6. When using fluorescent DNA-binding dyes, perform preliminary experiments to ensure that PCR conditions yield only specific product, as these dyes do not differentiate between specific and nonspecific PCR products. In subsequent reactions, PCR specificity can be verified by melt-curve analysis. Thermal melt curves are generated by allowing all product to form double-stranded DNA at a lower temperature (approximately 60°C) and slowly increasing the temperature to denaturing levels. Product length and sequence affect melting temperature (Tm), so the melt curve reflects amplicon homogeneity. Nonspecific amplification can be identified by broad peaks in the melt curve or peaks with unexpected Tm values.
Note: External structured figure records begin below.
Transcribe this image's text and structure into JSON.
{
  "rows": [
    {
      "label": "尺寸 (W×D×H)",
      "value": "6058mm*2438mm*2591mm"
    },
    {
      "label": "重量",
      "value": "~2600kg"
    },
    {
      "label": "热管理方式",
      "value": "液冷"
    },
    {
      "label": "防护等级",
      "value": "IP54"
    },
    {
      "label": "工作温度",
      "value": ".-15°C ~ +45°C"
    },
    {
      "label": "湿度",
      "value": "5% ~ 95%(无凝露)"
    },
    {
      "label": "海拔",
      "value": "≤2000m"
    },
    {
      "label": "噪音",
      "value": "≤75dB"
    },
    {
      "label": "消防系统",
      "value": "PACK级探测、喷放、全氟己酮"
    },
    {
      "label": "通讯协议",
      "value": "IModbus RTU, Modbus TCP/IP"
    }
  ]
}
Melt curve analysis is not possible with assays that rely on the 5′→3′ exonuclease activity of Taq DNA polymerase.
7. For probe-based qPCR and RT-qPCR approaches, which use a labeled amplicon-specific probe to produce a fluorescent signal during enzymatic processing of the probe:amplicon hybrid, you should optimize the primer and probe concentrations for each primer/probe combination for optimal results. For gene expression analysis, you also may need to adjust these concentrations based on target abundance. A good starting point is 900 nM for PCR primer concentration and 250 nM for the hydrolysis probe. PCR primer concentration may range from 200 nM to 1 μM, while probe concentration may range from 100 nM to 300 nM.
8. Decide whether one-step RT-PCR or two-step RT-PCR in better for your purposes. For one-step RT-PCR, the RT and PCR steps are performed sequentially in the same tube using the entire amount of cDNA synthesis products as the PCR template. For two-step RT-PCR, RT and PCR steps are performed sequentially, but only a portion of the cDNA products is used as the template for PCR, which is performed in a separate tube. One-step RT-PCR may be more sensitive and requires less pipetting, but two-step RT-PCR allows multiple PCRs from a single RT reaction to quantify multiple targets or perform replicate assays.
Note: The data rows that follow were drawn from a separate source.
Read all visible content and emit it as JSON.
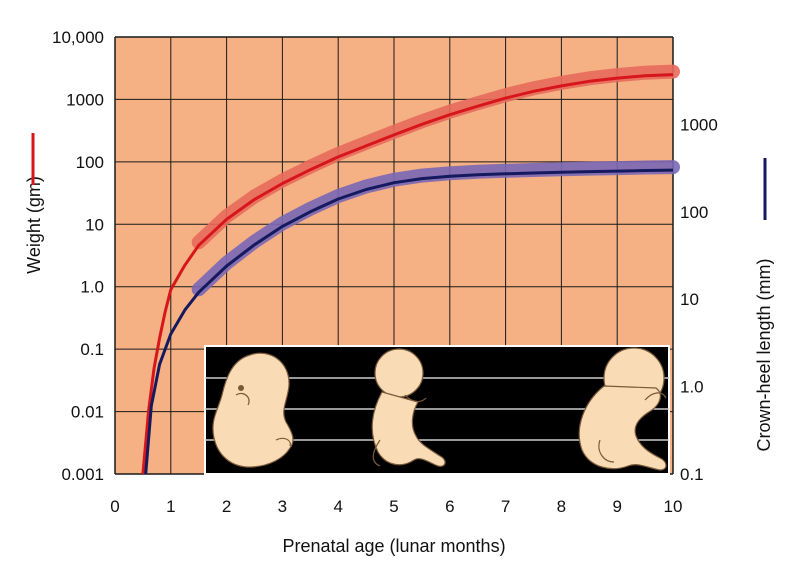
{
  "chart_data": {
    "type": "line",
    "title": "",
    "xlabel": "Prenatal age (lunar months)",
    "ylabel_left": "Weight (gm)",
    "ylabel_right": "Crown-heel length (mm)",
    "xlim": [
      0,
      10
    ],
    "ylim_left": [
      0.001,
      10000
    ],
    "ylim_right": [
      0.1,
      10000
    ],
    "y_scale": "log",
    "grid": true,
    "x_ticks": [
      "0",
      "1",
      "2",
      "3",
      "4",
      "5",
      "6",
      "7",
      "8",
      "9",
      "10"
    ],
    "y_ticks_left": [
      "0.001",
      "0.01",
      "0.1",
      "1.0",
      "10",
      "100",
      "1000",
      "10,000"
    ],
    "y_ticks_right": [
      "0.1",
      "1.0",
      "10",
      "100",
      "1000"
    ],
    "series": [
      {
        "key": "weight",
        "axis": "left",
        "color": "#d7161c",
        "band_color": "#e86a5c",
        "x": [
          0.5,
          0.6,
          0.7,
          0.8,
          0.9,
          1.0,
          1.25,
          1.5,
          2.0,
          2.5,
          3.0,
          3.5,
          4.0,
          4.5,
          5.0,
          5.5,
          6.0,
          6.5,
          7.0,
          7.5,
          8.0,
          8.5,
          9.0,
          9.5,
          10.0
        ],
        "values": [
          0.001,
          0.01,
          0.05,
          0.15,
          0.4,
          0.9,
          2.2,
          4.6,
          12,
          25,
          45,
          75,
          120,
          180,
          270,
          400,
          570,
          780,
          1050,
          1350,
          1650,
          1950,
          2200,
          2400,
          2500
        ]
      },
      {
        "key": "length",
        "axis": "right",
        "color": "#151a5e",
        "band_color": "#7a68b5",
        "x": [
          0.55,
          0.65,
          0.8,
          1.0,
          1.25,
          1.5,
          2.0,
          2.5,
          3.0,
          3.5,
          4.0,
          4.5,
          5.0,
          5.5,
          6.0,
          6.5,
          7.0,
          7.5,
          8.0,
          8.5,
          9.0,
          9.5,
          10.0
        ],
        "values": [
          0.1,
          0.6,
          1.8,
          4.0,
          7.5,
          12,
          24,
          42,
          68,
          100,
          140,
          180,
          215,
          240,
          255,
          265,
          272,
          278,
          283,
          288,
          292,
          297,
          300
        ]
      }
    ]
  },
  "colors": {
    "plot_bg": "#f5b083",
    "grid": "#1a1a1a",
    "inset_bg": "#000000",
    "skin": "#f9dcb5"
  },
  "inset": {
    "description_icons": [
      "embryo-icon",
      "fetus-icon",
      "fetus-icon"
    ],
    "ages_months": [
      2,
      5,
      9
    ]
  }
}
9. For RT-qPCR, RNA quality and purity is crucial for success and can affect first-strand cDNA synthesis efficiency. You can use total RNA or poly(A)+ RNA as the template, but both must be intact and free of contaminating genomic DNA. To test for the presence of contaminating genomic DNA in RNA templates, perform a no-reverse transcriptase reaction. Alternatively, design the PCR primers so that they span an intron and genomic DNA is not amplified.
10. A good starting point to detect RNA of an unknown expression level is 100 ng of total RNA template per RT reaction. The amount of RNA required to detect the target of interest depends on the abundance of the target in each sample. A high-copy-number transcript may be detected in as little as 10 pg, while a low-copy-number RNA may require more than 100 ng.